On Thursday MPI director general Martyn Dunne said he had initiated an independent review into "circumstances surrounding Operation Achilles, including the decision not to prosecute individuals associated with the potentially illegal discarding".
"The review will also consider matters relating to a report of a second investigation known as Operation Hippocamp. This investigation also examined matters in relation to potentially illegal fish discarding."
But Greenpeace executive director Russel Norman said there were bigger problems in the fishing industry than what the review will cover and MPI needs to acknowledge "systematic problems".
"The review is covering two reports because they're the ones that were leaked to the media but actually there's other reports, such as threat assessment and risk profiling reports, that sit alongside them that need to be covered as well."
Norman says without those other reports, the "full picture" won't be realised.
Green Party primary industries spokeswoman Eugenie Sage said it was "astonishing" Operation Achilles was done in 2013 and it's taken MPI this long to "wake up to the problem".

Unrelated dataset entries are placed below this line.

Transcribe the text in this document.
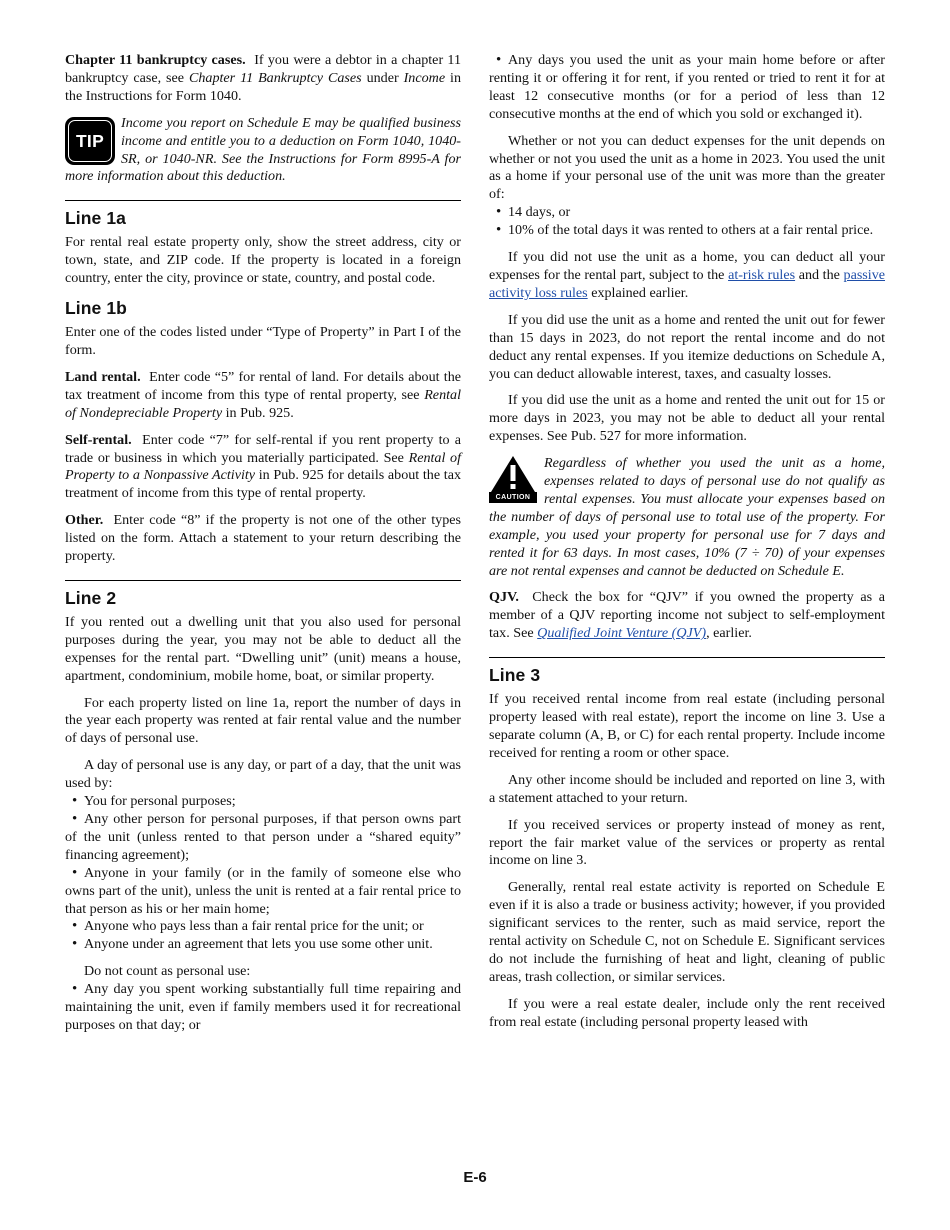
Chapter 11 bankruptcy cases. If you were a debtor in a chapter 11 bankruptcy case, see Chapter 11 Bankruptcy Cases under Income in the Instructions for Form 1040.

TIP
Income you report on Schedule E may be qualified business income and entitle you to a deduction on Form 1040, 1040-SR, or 1040-NR. See the Instructions for Form 8995-A for more information about this deduction.
Line 1a

For rental real estate property only, show the street address, city or town, state, and ZIP code. If the property is located in a foreign country, enter the city, province or state, country, and postal code.

Line 1b

Enter one of the codes listed under “Type of Property” in Part I of the form.

Land rental. Enter code “5” for rental of land. For details about the tax treatment of income from this type of rental property, see Rental of Nondepreciable Property in Pub. 925.

Self-rental. Enter code “7” for self-rental if you rent property to a trade or business in which you materially participated. See Rental of Property to a Nonpassive Activity in Pub. 925 for details about the tax treatment of income from this type of rental property.

Other. Enter code “8” if the property is not one of the other types listed on the form. Attach a statement to your return describing the property.

Line 2

If you rented out a dwelling unit that you also used for personal purposes during the year, you may not be able to deduct all the expenses for the rental part. “Dwelling unit” (unit) means a house, apartment, condominium, mobile home, boat, or similar property.

For each property listed on line 1a, report the number of days in the year each property was rented at fair rental value and the number of days of personal use.

A day of personal use is any day, or part of a day, that the unit was used by:

• You for personal purposes;

• Any other person for personal purposes, if that person owns part of the unit (unless rented to that person under a “shared equity” financing agreement);

• Anyone in your family (or in the family of someone else who owns part of the unit), unless the unit is rented at a fair rental price to that person as his or her main home;

• Anyone who pays less than a fair rental price for the unit; or

• Anyone under an agreement that lets you use some other unit.

Do not count as personal use:

• Any day you spent working substantially full time repairing and maintaining the unit, even if family members used it for recreational purposes on that day; or

• Any days you used the unit as your main home before or after renting it or offering it for rent, if you rented or tried to rent it for at least 12 consecutive months (or for a period of less than 12 consecutive months at the end of which you sold or exchanged it).

Whether or not you can deduct expenses for the unit depends on whether or not you used the unit as a home in 2023. You used the unit as a home if your personal use of the unit was more than the greater of:

• 14 days, or

• 10% of the total days it was rented to others at a fair rental price.

If you did not use the unit as a home, you can deduct all your expenses for the rental part, subject to the at-risk rules and the passive activity loss rules explained earlier.

If you did use the unit as a home and rented the unit out for fewer than 15 days in 2023, do not report the rental income and do not deduct any rental expenses. If you itemize deductions on Schedule A, you can deduct allowable interest, taxes, and casualty losses.

If you did use the unit as a home and rented the unit out for 15 or more days in 2023, you may not be able to deduct all your rental expenses. See Pub. 527 for more information.

CAUTION
Regardless of whether you used the unit as a home, expenses related to days of personal use do not qualify as rental expenses. You must allocate your expenses based on the number of days of personal use to total use of the property. For example, you used your property for personal use for 7 days and rented it for 63 days. In most cases, 10% (7 ÷ 70) of your expenses are not rental expenses and cannot be deducted on Schedule E.

QJV. Check the box for “QJV” if you owned the property as a member of a QJV reporting income not subject to self-employment tax. See Qualified Joint Venture (QJV), earlier.

Line 3

If you received rental income from real estate (including personal property leased with real estate), report the income on line 3. Use a separate column (A, B, or C) for each rental property. Include income received for renting a room or other space.

Any other income should be included and reported on line 3, with a statement attached to your return.

If you received services or property instead of money as rent, report the fair market value of the services or property as rental income on line 3.

Generally, rental real estate activity is reported on Schedule E even if it is also a trade or business activity; however, if you provided significant services to the renter, such as maid service, report the rental activity on Schedule C, not on Schedule E. Significant services do not include the furnishing of heat and light, cleaning of public areas, trash collection, or similar services.

If you were a real estate dealer, include only the rent received from real estate (including personal property leased with

E-6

"There's a significant lack of confidence in how MPI handles fisheries."
It was clear MPI had "turned a blind eye" to illegal activity, she said.
"The review is very narrow, and while I'm pleased it's happening, it doesn't go far enough".
Labour's fisheries spokesman Rino Tirikatene said the review was too little too late and looked like a "knee-jerk reaction" after days of denial from MPI.
He said the review was only happening because other organisations had brought the issue to light despite MPI knowing there was a problem years ago.
"It's MPI's modus operandi to deny despite the evidence being so black and white."
Dunne said he placed a "high priority on the ministry having strong credibility with the public when it comes to our role as the regulator of fisheries in New Zealand".
That role extended to "holding people to account when illegal activity takes place," he said.
"Each year, the Ministry prosecutes in excess of 300 cases in the fisheries sector and issues over 3000 infringements."
An independent Queen's Counsel will assist with the review and the terms of reference and name of the reviewer would be released when finalised.
The findings of the review would be made public, Dunne said.